Skimming over Sardinia

2020 Migration No 14   Sardinia

Suddenly, the map changes from Khaki to Indigo and Viridian; from colours of death and dehydration to the colours of life and good fishing.

No 14 has had a couple of nights of respite in Tunisia  and then made a very early start on the morning, Sat 28th March 2020, to get him across the 132 miles of the Mediterranean, sensibly island hopping to Sardinia. He arrived at 06.00 travelling at about 30kph at an altitude of 505 metres. (the first red dot on the Sardinia map.) Close to Lake /Largo de Malargia

Economic development of a country is usually detrimental to its wildlife but in Sardinia the advent of tourists has been most beneficial for passing ospreys. Previously this rocky island had only one large lake. This gave the authorities a challenge to find enough water for visitors to squander on drink, showers, and toilets. The result is a series of 57 dams, often with hydroelectric associated.
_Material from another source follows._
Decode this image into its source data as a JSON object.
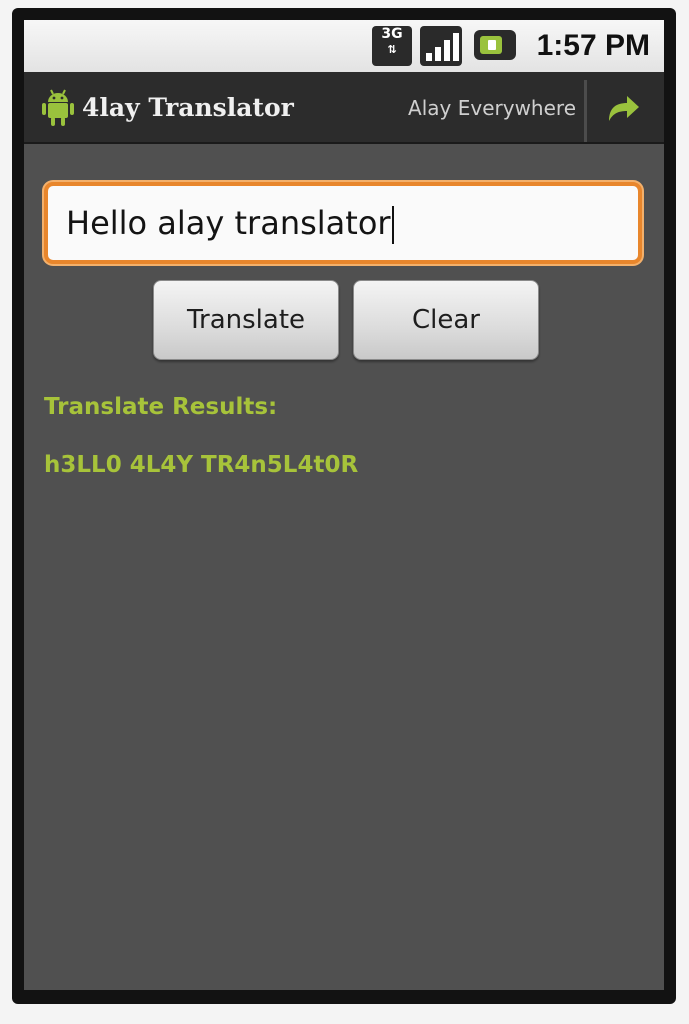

For example the Lago de Coghinos, dam, combines utility with a relatively new ‘green’ feature to help eels move up and down .
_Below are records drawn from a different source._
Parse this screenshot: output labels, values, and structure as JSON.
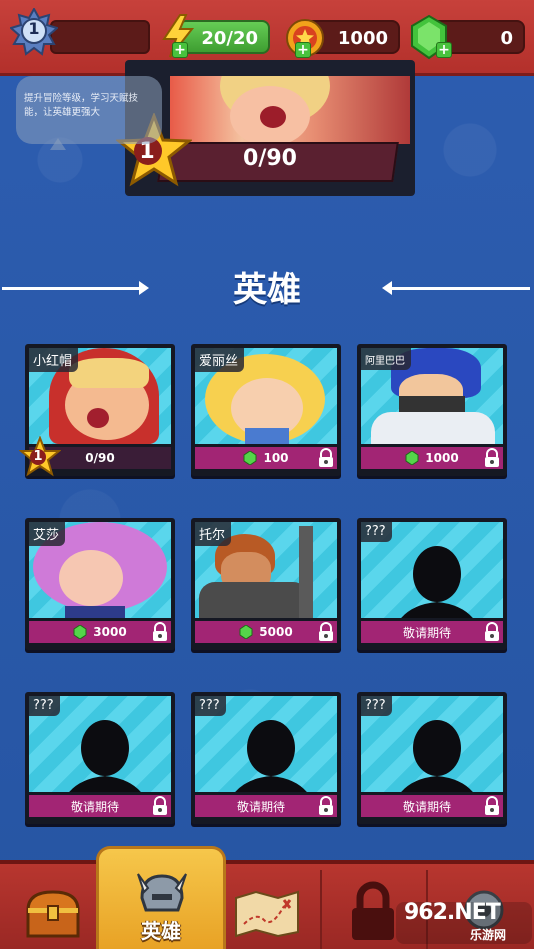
{
  "topbar": {
    "player_level": "1",
    "energy": "20/20",
    "coins": "1000",
    "gems": "0"
  },
  "tooltip": {
    "text": "提升冒险等级，学习天赋技能，让英雄更强大"
  },
  "featured": {
    "star_level": "1",
    "progress": "0/90"
  },
  "section": {
    "title": "英雄"
  },
  "heroes": [
    {
      "name": "小红帽",
      "level": "1",
      "status": "0/90",
      "locked": false
    },
    {
      "name": "爱丽丝",
      "cost": "100",
      "locked": true
    },
    {
      "name": "阿里巴巴",
      "cost": "1000",
      "locked": true
    },
    {
      "name": "艾莎",
      "cost": "3000",
      "locked": true
    },
    {
      "name": "托尔",
      "cost": "5000",
      "locked": true
    },
    {
      "name": "???",
      "status": "敬请期待",
      "locked": true
    },
    {
      "name": "???",
      "status": "敬请期待",
      "locked": true
    },
    {
      "name": "???",
      "status": "敬请期待",
      "locked": true
    },
    {
      "name": "???",
      "status": "敬请期待",
      "locked": true
    }
  ],
  "nav": {
    "active_label": "英雄",
    "items": [
      "treasure-chest",
      "hero-helmet",
      "map",
      "locked",
      "settings"
    ]
  },
  "watermark": {
    "brand": "962.NET",
    "sub": "乐游网"
  },
  "colors": {
    "background": "#2a59a8",
    "topbar": "#c7413b",
    "price_bar": "#a22574",
    "card_art": "#3fc7e0",
    "active_tab": "#f6c74b"
  }
}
https://www.enelgreenpower.com/stories/a/2017/03/the-eel-friendly-dam

At 09.00am, at the second red dot, No 14 was flying at an elevation of 1,260 metres just below the highest point of the island, the mountain Punta la Marmora 1,834 m.  and he will have passed over Lake Coghinos soon after that- watch out eels!

A comparable program in the Lake District can be seen in the Ennerdale Valley with the efforts being made to re-instate the Arctic char and provide a way upstream to their gravel spawning grounds. From a handful of fish left in the early 2000’s their numbers have risen to over 300.

This 2014 video tells the first part of the story and features our own Wild Ennerdale Forestry Ranger, Gareth Browning. Hurray!

https://www.youtube.com/watch?v=GUGyi-ShrxY&feature=emb_err_watch_on_yt

It’s got to be, Sardines for tea.

No14 may be lucky and pick up an energy rich sardine by the coast this evening but they are generally found closer to the surface of the water, eating plankton in the warmer months.

Interestingly, sardines do not feature in the Sardinian’s top ten traditional cookery recipes. In the past the people were too busy avoiding the waves of Romans, Vandals, Byzantines, Barbarians, Saracens, Aragonese, Spanish, and Austrians, to live anywhere near their coasts.

However, try this for a taste of the Med. with a couple of tins of sardines from the cupboard.

  • Mix in a bowl – some oil from 2 tins of sardines with 1 minced garlic clove, 1 small chopped and fried onion, 1 tsp French mustard, 1/2 lemon juice, 1 tbs oregano/marjoram/sage/parsley – whatever’s growing. Pinch paprika, .
  • Place the sardines on a tray and roll/cover with mixture.
  • Cook in a 200C oven until sizzling.
  • Eat with new potatoes and roast fennel.